L’agricoltura nelle aree protette. Anche il rapporto con l’agricoltura è stato oggetto di discussione: molti dei territori su cui insistono parchi, riserve, siti Natura 2000, sono infatti a vocazione apertamente agricola. Annalisa Saccardo di Coldiretti-Area Ambiente e Territorio, ha ricordato come un quarto dell’agricoltura venga oggi esercitata in aree protette, da aziende che in molti casi hanno contribuito, con il lavoro svolto, alla creazione di reti ecologiche. Portando l’esempio dei Sibillini, la dott.ssa Saccardo ha dimostrato come il binomio agricoltura/parco possa essere sinonimo di eccellenza nello sviluppo locale: tramite la pratica di una zootecnia estensiva, grazie a produzioni di qualità magari identificate da un marchio, e con l’ausilio di agriturismo e ricettività di qualità.

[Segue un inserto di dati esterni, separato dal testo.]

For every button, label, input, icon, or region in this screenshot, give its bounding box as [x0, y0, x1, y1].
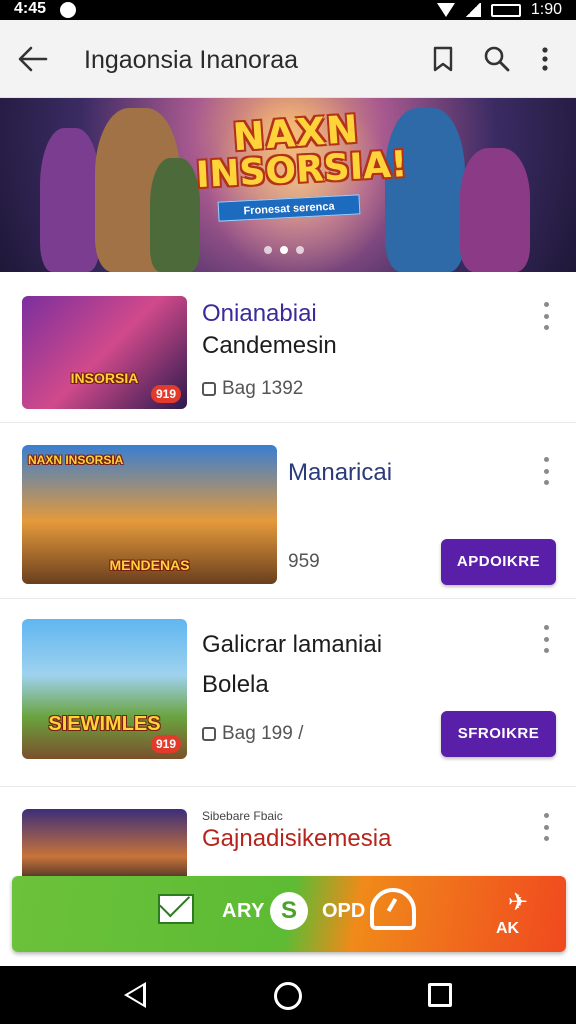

Le aree marine protette. Se dalla discussione è emersa la necessità di dare maggiore spazio alle aree marine protette, per le quali la stessa definizione di conservazione coinvolge variabili tuttora oggetto di studio, in più di un intervento si è evidenziato quanto poco opportuno sia equiparare il sistema dei grandi parchi a quello delle aree Natura 2000. Marina Cerra, della Regione Piemonte, ha spiegato come per la maggior parte di questi siti, spesso di grandi dimensioni, gestiti da enti locali e con una disponibilità economica estremamente limitata, portare avanti il monitoraggio sistematico e continuativo di cui si parla nel documento preparatorio diventi un’impresa più che ardua.
Conservazione e sviluppo: opportunità e rischi. C’è un punto sul quale l’assemblea si è interfacciata in maniera quasi unanime, e riguarda la possibilità che conservazione e sviluppo economico e territoriale possano muoversi parallelamente e nella stessa direzione. Con la dovuta attenzione però, che il significato dei termini in gioco sia per tutti chiaro e condiviso. Dal pericoloso equivoco cui il delicato tema si presta ci ha messi in guardia il prof. Francesco Spada, botanico e docente all’Università “La Sapienza” di Roma, che al tavolo tematico ha partecipato in maniera attiva, collaborando in via preliminare alla redazione del documento preparatorio ed intervenendo più volte nel corso del dibattito.
“Il rischio è che con epiteti come “verde” e “bio” la cosiddetta economia verde cerchi di attenuare quelle che invece sono state le proposizioni più deteriori per la conservazione stessa negli ultimi decenni.” Della green economy, il prof. Spada teme le ingenuità tecnico-scientifiche, che alla vana presunzione di poter arrestare le conseguenze del cambiamento climatico rispondono con una ondata di proposizione tecnologica.
Quello che viviamo, è tuttavia il risultato del modello culturale dominante almeno a partire dall’ultimo dopoguerra. “La cinematografia, la letteratura di oggi esaltano l’abbandono della campagna, misurando il progresso di un paese con la quantità di popolazione contadina che annualmente si trasferisce in città”. “L’economia verde” -prosegue il prof. Spada- “esiste, ma è un’economia basata sulle attività tradizionali, e poco c’entra con un’imprenditoria che si dipinge di verde per proporci un nuovo tipo di avventura tecnologica, per spremere ancor di più quel che si è già spremuto”.
Il comitato riunitosi mercoledì scorso sembra aver intuito il pericolo di questa retorica, tanto da aver sottolineato in più di un’occasione l’importanza di considerare obiettivi di conservazione in un’ottica non necessariamente antropocentrica.
Pertanto, gettate le fondamenta di un lavoro che ha tutte le carte in regola per considerarsi proficuo, non resta che lanciare un appello, lo stesso con cui il prof. Spada ha strappato alla platea un lungo e sentito applauso: che le competenze dei naturalisti, troppo spesso interpellati a rimediare a danno fatto, vengano coinvolte già nelle fasi di analisi, decisione e progettazione degli interventi.